The political standoff over Ohio’s freshly legalized adult-use cannabis market ended abruptly this week and while that’s good news for operators, it may not leave enough time to get up to speed before the official launch.
With dispensary licensing rules finally approved, recreational cannabis sales could begin by mid-June in Ohio. Cresco Labs is one of the largest multi-state cannabis operators in the U.S. and it stands to benefit greatly from Ohio’s recreational market coming online.
Cresco Labs CEO Charles Bachtell said the company has been making strategic improvements and hiring more workers at its medical dispensaries in the state to ensure they’re able to handle the increased volume.
“So we’ve been working on [adult-use] preparedness like everybody in the market, we have been investing in the stores to make sure that they can handle the increased volume that adult-use is going to bring. But moving the date up of expected launch by a few months will inevitably come with potential for supply shortages,” he said, according to a Seeking Alpha transcript.
Cresco Labs CFO Dennis Olis said the good news is that the bulk of the company’s capex investments toward boosting production capacity in the state have already been made.
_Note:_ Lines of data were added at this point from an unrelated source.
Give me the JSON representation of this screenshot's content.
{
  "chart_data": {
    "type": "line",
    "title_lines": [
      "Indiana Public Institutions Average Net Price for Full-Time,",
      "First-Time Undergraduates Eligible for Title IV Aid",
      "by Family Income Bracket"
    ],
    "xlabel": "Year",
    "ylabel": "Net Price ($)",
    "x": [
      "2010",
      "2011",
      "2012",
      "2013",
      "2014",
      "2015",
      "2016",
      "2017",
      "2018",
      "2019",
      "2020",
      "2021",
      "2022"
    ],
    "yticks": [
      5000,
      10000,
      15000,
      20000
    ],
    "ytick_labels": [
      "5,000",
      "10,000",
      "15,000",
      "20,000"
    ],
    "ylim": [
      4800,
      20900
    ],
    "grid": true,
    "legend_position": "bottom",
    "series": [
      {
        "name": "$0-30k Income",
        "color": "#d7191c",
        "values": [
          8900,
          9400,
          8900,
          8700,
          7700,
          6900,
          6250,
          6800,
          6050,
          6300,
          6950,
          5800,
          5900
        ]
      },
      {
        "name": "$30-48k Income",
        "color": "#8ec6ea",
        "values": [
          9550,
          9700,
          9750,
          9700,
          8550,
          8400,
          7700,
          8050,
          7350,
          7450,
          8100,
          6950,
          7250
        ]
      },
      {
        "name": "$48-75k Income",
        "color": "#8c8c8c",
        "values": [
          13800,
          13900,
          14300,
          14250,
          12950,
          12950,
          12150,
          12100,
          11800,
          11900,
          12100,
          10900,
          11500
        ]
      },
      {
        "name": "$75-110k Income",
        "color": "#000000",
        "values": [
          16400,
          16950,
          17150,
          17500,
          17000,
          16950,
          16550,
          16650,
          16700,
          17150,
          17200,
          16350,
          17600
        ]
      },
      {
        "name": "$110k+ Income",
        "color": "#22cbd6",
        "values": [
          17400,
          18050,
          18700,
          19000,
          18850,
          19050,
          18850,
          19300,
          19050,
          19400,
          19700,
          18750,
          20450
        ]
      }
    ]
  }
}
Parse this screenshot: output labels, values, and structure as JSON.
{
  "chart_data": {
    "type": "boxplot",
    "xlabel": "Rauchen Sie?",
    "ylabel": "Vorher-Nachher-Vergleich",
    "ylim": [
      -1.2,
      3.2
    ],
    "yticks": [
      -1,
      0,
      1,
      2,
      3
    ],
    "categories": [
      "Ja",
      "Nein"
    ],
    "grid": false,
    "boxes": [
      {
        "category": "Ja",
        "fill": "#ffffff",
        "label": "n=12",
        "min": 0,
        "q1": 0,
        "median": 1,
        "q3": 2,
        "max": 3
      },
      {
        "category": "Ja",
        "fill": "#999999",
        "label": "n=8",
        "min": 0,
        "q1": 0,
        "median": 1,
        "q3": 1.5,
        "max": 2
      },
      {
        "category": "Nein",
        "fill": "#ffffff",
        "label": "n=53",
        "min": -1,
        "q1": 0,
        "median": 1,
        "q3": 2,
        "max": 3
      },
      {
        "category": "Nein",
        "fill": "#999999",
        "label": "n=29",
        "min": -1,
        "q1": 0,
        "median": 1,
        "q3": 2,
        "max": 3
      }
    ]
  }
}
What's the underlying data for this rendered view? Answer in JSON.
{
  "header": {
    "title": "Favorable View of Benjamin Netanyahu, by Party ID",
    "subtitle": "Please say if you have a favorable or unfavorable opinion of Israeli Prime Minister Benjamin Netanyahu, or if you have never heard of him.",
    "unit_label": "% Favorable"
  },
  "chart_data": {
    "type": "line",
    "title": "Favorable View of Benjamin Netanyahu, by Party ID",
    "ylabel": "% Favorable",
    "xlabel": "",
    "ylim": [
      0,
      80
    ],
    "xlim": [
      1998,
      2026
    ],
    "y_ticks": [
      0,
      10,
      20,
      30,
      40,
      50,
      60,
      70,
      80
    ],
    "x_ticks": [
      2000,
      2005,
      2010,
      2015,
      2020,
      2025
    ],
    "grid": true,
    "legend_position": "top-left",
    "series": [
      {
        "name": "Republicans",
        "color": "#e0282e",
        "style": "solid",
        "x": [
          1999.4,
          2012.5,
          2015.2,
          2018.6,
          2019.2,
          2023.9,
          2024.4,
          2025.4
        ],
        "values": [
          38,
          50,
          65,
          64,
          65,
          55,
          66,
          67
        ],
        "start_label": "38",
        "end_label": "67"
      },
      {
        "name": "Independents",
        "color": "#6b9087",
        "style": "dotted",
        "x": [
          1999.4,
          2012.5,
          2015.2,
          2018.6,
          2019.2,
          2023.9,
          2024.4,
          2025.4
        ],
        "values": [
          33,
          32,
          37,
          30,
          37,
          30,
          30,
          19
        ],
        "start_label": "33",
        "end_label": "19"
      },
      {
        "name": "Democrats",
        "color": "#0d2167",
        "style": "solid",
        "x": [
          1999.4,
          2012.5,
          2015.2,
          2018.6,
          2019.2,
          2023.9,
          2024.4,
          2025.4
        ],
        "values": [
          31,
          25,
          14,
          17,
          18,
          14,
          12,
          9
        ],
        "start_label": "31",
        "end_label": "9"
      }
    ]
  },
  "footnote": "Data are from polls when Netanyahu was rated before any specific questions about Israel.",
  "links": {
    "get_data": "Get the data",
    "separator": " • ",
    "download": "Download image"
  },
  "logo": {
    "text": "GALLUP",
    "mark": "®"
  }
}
Ohio is not the first state to move from medical cannabis only to a recreational-medical hybrid model. Bachtell said the experience his company has gained from other conversion markets like Massachusetts helped a lot in preparing for Ohio in the near-term, and Florida and Pennsylvania in the longer-term.
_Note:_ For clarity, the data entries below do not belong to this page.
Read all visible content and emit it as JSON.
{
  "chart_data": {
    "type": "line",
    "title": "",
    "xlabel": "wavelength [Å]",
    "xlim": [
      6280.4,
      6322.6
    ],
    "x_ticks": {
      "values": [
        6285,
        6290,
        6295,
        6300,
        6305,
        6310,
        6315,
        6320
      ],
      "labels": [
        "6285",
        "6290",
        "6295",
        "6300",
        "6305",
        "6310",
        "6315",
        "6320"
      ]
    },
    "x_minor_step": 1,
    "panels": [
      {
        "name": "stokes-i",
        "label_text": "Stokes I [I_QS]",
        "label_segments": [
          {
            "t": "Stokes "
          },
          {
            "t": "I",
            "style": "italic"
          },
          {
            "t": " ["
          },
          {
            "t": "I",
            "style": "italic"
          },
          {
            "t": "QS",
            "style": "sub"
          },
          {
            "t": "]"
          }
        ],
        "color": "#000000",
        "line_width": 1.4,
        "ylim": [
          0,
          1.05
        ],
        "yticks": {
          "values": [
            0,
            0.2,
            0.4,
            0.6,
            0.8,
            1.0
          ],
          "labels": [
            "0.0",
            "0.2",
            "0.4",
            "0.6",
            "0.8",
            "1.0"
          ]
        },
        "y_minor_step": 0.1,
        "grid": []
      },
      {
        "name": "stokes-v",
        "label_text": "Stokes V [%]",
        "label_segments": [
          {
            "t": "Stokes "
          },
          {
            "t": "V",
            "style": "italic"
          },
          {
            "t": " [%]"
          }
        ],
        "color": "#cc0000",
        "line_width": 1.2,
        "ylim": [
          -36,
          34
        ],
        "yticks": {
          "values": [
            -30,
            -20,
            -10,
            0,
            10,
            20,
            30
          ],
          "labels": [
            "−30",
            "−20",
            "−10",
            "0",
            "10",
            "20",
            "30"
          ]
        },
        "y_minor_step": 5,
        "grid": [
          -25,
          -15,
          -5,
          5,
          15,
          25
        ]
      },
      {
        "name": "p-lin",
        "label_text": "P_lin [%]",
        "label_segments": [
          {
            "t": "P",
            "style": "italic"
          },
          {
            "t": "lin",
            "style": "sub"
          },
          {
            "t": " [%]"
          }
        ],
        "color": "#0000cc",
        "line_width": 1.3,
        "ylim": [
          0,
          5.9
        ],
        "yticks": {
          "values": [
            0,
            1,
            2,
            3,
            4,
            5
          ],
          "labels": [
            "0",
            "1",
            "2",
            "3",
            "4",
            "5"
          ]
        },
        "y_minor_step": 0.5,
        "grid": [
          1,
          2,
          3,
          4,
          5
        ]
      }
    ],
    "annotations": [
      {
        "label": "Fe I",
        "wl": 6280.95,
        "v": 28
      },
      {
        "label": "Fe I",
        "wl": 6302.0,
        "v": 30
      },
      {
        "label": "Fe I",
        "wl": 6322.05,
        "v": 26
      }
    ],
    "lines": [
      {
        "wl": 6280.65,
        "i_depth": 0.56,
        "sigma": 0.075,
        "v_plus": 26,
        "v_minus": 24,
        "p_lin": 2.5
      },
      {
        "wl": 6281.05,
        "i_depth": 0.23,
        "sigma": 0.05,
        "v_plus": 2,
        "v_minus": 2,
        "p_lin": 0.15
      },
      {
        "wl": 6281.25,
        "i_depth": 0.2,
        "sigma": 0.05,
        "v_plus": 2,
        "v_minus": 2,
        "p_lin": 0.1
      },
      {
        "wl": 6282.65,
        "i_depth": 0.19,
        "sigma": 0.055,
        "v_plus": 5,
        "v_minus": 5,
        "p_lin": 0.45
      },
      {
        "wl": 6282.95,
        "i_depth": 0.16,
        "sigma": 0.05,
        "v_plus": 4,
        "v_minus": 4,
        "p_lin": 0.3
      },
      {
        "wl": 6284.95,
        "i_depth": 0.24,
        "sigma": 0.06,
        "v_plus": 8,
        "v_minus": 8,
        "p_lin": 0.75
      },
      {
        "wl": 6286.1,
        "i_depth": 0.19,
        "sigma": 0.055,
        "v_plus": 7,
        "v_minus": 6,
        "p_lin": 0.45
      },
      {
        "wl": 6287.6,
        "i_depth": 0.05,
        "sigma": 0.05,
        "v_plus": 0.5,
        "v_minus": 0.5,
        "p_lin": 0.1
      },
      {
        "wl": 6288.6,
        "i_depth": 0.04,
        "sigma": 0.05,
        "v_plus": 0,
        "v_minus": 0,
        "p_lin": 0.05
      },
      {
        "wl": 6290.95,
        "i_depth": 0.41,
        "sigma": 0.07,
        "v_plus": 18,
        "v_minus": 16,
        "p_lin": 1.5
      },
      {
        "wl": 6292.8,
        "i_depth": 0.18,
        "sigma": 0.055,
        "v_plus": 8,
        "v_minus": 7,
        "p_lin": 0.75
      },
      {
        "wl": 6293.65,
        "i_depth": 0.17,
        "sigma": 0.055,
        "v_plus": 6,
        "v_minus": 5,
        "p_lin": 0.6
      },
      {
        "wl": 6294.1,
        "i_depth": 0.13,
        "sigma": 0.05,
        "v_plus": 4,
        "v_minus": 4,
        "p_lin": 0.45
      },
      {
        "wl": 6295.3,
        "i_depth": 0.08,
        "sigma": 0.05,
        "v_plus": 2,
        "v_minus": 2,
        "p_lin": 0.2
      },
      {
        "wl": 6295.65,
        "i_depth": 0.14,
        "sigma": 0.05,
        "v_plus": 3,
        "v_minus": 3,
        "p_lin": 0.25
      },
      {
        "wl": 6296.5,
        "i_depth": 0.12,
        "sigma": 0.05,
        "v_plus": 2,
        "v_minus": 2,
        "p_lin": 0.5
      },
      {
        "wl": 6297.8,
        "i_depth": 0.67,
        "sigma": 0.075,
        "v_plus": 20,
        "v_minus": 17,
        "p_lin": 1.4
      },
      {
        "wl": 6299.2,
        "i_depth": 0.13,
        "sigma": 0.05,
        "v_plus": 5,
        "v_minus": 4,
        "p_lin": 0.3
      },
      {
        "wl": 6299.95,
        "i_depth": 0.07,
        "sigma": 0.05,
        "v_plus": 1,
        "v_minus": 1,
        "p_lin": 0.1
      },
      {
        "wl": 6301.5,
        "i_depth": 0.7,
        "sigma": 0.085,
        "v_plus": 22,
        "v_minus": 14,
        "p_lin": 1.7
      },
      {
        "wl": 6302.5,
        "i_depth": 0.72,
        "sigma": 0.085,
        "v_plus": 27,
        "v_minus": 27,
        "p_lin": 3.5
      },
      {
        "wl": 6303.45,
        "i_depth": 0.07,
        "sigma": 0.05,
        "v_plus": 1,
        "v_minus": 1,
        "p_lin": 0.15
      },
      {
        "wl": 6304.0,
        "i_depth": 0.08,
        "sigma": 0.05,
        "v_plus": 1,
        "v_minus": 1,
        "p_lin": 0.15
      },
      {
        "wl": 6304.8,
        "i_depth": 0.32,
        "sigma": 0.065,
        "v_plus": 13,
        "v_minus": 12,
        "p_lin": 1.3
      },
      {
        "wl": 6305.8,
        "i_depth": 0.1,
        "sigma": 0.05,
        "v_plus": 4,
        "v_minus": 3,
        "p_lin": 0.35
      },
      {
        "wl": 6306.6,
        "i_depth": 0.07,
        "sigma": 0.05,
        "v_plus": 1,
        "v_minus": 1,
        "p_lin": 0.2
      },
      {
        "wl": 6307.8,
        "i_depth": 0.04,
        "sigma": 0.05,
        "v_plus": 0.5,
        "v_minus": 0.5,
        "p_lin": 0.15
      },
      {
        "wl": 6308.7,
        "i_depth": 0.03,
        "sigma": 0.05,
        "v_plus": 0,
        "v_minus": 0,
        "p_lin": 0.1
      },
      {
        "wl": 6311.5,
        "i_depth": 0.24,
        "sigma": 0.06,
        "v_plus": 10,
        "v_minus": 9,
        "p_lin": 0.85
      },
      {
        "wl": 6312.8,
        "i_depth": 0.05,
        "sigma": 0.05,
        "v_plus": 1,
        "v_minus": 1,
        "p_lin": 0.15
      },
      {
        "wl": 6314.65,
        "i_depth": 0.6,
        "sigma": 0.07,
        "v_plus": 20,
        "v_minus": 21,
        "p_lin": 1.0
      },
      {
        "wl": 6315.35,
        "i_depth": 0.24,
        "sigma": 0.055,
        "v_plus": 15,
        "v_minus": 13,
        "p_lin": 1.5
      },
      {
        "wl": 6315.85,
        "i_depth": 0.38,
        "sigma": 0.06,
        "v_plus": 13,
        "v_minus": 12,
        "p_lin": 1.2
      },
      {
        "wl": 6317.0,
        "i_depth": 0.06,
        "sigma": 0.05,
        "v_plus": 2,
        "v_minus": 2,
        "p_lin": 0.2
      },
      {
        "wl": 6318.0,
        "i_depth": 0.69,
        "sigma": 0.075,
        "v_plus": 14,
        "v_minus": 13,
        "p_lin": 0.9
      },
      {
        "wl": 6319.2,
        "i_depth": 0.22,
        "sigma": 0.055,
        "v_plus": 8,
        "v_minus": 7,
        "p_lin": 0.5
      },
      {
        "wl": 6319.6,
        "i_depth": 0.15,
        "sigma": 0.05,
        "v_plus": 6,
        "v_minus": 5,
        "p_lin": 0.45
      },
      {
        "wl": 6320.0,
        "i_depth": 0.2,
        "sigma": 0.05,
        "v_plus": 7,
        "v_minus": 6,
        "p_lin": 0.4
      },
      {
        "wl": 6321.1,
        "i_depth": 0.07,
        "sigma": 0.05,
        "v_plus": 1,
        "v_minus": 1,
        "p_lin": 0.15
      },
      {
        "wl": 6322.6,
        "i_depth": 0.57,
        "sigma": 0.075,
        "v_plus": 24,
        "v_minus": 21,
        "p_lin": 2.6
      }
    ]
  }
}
“So I’m excited for the team to be a part of an [adult-use] launch, an [adult-use] conversion, and I’m really excited to see how they handle it, because they’re going to be much better prepared than we have been in prior examples. But that’s why I also cautioned about the excitement about the accelerated launch timeline in Ohio. Internally, we kind of referred to it as the excitement about when you’re traveling and your flight arrives 45 minutes early, but then you sit on the tarmac for 30 minutes because the gate isn’t ready,” Bachtell said.